Hip arthroscopy is being used to treat a variety of hip conditions. The surgeries range from labral repairs, labral debridements, treatment of osteochrondral defects and femoral acetabular dysplasia. Most of these conditions are diagnosed with a history , physical examination and diagnostic studies such as plain X-rays and MRI. There has not been a scientific study evaluating the accuracy of hip MRI in asymptomatic patients.
Recently published in the American Journal of Sports Medicine in December of 2012, was an excellent research paper that answered the question: how often are there abnormal findings on MRI scans of the hip in patients that have no hip pain or symptoms?

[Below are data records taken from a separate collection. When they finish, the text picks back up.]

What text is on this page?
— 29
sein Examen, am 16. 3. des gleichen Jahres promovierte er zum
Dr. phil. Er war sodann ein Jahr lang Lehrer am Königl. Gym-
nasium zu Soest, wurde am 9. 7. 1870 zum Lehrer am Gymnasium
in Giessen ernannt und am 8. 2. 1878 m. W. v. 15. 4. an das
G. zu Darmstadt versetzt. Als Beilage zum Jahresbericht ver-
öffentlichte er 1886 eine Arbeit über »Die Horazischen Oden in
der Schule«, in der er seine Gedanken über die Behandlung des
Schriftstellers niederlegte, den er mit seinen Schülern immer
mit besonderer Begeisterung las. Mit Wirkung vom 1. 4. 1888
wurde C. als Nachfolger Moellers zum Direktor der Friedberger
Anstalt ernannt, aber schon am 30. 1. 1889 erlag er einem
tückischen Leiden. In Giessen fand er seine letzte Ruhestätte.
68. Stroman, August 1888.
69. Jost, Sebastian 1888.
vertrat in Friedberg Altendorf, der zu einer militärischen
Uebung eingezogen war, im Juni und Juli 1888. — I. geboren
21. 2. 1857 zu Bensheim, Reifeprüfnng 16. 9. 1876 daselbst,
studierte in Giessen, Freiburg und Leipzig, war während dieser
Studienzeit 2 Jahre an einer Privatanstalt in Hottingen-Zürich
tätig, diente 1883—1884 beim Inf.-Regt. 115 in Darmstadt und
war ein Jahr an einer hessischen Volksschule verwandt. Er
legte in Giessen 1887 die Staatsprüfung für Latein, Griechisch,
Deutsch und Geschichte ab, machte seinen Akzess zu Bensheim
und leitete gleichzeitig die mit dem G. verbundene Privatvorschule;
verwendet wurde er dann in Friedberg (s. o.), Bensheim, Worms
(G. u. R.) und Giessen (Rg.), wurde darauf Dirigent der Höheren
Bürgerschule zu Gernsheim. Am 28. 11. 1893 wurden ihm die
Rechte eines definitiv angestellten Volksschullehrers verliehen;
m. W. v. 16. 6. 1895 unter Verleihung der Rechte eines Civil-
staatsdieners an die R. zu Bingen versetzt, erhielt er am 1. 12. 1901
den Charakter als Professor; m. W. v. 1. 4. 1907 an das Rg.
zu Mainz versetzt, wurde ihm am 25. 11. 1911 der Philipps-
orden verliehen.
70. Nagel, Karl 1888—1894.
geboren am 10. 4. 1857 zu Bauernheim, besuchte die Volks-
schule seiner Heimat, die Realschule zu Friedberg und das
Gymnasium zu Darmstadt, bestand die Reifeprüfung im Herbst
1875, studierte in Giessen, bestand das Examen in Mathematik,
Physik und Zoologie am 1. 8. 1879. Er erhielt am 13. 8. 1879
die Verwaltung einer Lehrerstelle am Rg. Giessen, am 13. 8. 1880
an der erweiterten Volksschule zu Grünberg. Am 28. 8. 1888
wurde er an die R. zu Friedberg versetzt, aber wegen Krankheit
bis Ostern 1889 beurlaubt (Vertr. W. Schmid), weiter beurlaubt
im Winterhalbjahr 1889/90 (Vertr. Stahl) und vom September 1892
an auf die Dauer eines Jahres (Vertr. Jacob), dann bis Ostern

Drs. Registen et. al. , at the Steadman Philippons Research Center in Vail, Colorado, performed MRI scans on 45 patients with no hip complaints or symptoms. They found abnormal MRI findings 73% of the time in asymptomatic hips. The average age of the patients was 37.8 years with a range of 15 to 66 years. They found asymptomatic labral tears 69% of the time. Another common finding identified chrondral defects in 24% of the hips that were imaged. Other findings were fibrocyctic changes of the head and neck junction (22%), paralabral cysts (13%) and ligamentum teres tears were noted in 2.2% of the studies.
The researchers also discovered that patients older than 35 years of age were 13 times more likely to have a chrondral defect and 16 times more likely to have findings consistent with sub chrondral cysts. A strong correlation was seen between participates age and early markers of cartilage degeneration.
This interesting study reveals that many people may have hip pathology and have no symptoms.